Digitalisierungsopportunitäten.
Zollfreiheit bietet Chancen. Es gibt sie jedoch nicht gratis. Jedes FHA ist das Ergebnis komplizierter Verhandlungen und unterscheidet sich von anderen im Detail. Viele KMU scheuen den Aufwand, der mit dem Ausschöpfen von Präferenzabkommen und der Bestimmung des Warenursprungs von Exportprodukten einhergeht. Im Rahmen der digitalen Transformation haben sie aber nun die Möglichkeit, die Ausfuhr- und Zollabwicklung zu automatisieren und den administrativen Aufwand beim Einholen und Pflegen von Ursprungserklärungen zu verringern.
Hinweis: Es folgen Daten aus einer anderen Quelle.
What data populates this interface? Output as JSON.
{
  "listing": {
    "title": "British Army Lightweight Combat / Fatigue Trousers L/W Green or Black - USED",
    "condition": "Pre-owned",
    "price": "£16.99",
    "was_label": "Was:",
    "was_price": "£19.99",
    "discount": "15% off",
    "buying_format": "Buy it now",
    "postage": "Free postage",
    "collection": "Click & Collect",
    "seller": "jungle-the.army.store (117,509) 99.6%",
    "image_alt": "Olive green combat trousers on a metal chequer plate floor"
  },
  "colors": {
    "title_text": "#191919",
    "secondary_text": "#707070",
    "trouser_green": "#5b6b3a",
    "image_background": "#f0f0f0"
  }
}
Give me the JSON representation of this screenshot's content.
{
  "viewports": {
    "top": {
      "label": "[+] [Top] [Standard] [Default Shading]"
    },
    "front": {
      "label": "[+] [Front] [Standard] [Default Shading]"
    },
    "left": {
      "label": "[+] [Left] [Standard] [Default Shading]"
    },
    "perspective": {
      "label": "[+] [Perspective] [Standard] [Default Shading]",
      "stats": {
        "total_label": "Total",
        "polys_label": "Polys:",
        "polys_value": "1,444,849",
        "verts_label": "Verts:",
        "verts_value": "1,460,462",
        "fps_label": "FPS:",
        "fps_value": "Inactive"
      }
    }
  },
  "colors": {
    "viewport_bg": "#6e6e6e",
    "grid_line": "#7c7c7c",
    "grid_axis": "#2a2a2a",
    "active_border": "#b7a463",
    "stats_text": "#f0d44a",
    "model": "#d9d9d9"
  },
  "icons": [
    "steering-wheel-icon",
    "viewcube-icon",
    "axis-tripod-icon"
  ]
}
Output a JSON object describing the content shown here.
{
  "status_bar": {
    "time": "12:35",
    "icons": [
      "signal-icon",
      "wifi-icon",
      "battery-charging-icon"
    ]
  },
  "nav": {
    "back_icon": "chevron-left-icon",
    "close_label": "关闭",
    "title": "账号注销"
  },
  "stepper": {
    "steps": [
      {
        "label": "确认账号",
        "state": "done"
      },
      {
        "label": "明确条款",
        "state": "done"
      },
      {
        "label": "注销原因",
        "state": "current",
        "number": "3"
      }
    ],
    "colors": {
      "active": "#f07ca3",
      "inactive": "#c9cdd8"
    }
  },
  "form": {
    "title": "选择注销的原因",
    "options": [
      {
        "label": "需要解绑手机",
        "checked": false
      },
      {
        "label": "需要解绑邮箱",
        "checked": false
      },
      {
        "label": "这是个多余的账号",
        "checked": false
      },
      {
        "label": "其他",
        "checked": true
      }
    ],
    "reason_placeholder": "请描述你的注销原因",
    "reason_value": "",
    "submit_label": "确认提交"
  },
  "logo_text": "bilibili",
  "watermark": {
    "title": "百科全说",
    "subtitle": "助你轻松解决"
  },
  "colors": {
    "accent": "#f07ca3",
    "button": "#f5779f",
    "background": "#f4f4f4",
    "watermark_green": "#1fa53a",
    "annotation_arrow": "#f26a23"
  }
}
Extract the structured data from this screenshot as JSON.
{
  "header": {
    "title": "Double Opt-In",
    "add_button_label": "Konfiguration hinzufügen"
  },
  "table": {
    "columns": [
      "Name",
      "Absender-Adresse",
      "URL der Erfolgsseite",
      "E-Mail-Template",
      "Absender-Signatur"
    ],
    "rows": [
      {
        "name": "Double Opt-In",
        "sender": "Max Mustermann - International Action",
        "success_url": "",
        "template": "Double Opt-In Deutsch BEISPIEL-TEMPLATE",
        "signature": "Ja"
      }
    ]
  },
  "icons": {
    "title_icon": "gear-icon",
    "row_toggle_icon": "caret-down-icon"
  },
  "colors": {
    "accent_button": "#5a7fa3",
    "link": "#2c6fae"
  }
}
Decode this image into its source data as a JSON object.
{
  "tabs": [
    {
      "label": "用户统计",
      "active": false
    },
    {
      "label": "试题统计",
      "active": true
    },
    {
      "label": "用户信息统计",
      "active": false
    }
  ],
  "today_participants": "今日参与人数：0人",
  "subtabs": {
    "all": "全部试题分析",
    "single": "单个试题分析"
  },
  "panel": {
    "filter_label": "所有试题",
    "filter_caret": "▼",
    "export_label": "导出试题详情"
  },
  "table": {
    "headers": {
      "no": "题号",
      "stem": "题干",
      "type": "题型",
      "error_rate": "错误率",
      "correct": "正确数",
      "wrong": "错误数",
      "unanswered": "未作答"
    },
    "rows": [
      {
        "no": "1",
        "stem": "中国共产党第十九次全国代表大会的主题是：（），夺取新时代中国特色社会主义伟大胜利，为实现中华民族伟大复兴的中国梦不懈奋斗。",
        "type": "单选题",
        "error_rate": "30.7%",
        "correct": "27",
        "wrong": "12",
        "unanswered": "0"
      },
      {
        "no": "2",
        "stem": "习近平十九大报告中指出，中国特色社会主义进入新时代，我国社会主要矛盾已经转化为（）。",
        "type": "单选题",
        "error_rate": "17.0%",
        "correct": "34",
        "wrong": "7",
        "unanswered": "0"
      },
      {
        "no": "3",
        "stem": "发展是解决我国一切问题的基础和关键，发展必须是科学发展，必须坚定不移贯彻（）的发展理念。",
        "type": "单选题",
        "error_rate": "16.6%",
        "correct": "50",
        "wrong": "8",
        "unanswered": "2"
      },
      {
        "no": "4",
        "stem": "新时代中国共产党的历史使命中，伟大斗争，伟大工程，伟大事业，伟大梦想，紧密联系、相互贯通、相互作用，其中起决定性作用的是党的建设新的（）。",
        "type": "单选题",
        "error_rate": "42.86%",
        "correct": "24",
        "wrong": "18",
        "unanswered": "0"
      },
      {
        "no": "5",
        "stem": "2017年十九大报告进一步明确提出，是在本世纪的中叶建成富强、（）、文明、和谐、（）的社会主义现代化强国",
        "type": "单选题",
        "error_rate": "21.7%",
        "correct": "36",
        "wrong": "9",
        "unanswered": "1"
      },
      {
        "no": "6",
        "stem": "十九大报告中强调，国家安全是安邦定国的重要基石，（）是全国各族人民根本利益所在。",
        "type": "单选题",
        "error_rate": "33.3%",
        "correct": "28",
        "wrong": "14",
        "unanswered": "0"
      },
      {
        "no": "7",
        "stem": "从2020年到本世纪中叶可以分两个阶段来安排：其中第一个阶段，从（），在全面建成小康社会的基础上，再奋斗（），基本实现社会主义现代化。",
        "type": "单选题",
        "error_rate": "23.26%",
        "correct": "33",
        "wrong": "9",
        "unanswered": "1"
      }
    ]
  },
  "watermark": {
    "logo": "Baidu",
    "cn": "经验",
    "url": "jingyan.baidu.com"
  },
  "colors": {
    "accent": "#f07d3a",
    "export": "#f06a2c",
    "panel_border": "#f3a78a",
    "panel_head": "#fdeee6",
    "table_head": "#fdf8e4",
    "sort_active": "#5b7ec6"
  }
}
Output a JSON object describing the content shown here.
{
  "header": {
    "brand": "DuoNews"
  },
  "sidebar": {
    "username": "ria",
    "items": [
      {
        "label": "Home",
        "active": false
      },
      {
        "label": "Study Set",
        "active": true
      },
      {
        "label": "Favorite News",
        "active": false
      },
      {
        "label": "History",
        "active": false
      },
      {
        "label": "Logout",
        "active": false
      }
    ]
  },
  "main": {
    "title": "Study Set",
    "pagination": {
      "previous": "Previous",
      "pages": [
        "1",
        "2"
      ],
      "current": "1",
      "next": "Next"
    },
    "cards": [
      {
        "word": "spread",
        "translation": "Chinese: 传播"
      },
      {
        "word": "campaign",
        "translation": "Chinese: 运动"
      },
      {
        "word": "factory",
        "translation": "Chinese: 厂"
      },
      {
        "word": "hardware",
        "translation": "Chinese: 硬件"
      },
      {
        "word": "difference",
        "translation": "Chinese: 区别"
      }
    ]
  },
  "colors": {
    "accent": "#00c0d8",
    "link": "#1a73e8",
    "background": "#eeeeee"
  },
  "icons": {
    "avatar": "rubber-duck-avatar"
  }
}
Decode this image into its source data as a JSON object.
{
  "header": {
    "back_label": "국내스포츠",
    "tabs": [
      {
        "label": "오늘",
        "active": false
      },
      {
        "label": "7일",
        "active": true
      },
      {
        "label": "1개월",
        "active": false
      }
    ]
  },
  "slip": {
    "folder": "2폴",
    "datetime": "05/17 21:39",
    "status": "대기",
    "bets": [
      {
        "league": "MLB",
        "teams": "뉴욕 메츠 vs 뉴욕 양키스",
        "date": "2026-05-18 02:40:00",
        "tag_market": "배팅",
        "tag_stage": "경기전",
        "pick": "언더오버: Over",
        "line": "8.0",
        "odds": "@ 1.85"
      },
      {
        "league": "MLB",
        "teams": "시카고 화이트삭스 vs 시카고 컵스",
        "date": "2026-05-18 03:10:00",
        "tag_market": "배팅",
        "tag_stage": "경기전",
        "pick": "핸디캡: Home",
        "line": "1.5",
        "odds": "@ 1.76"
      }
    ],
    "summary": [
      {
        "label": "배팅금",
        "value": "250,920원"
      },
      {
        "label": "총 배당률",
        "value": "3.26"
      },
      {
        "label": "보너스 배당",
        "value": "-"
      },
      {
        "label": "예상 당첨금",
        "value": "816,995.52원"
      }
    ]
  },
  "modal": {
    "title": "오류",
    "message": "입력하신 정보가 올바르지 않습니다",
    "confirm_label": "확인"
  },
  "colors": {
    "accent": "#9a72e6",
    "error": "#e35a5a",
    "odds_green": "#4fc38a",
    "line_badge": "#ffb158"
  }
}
Innovative Cloud-basierte Global-Trade-Management (GTM)-Anwendungen ermöglichen signifikante Produktivitäts-, Compliance- und Einnahmesteigerungen sowie Kostensenkungen.

Fazit:
Um die Wirtschaftsbeziehungen zu anderen Ländern weiter zu vertiefen, bemüht sich die EU, bestehende Kooperationsabkommen zu modernisieren sowie Partnerschafts-, Kooperations- und Freihandelsabkommen mit den übrigen Ländern abzuschließen. Ein starker Fokus liegt auf Asien. Insbesondere für kleine und mittelständische Unternehmen sind FHA eine wichtige Hilfe bei der Erschließung neuer Absatzmärkte und kostengünstiger Lieferquellen für Rohstoffe und Komponenten. Allerdings schenken KMU dem Thema Freihandelsabkommen und Ursprungsdeklarationen häufig noch zu wenig Aufmerksamkeit.  (AM)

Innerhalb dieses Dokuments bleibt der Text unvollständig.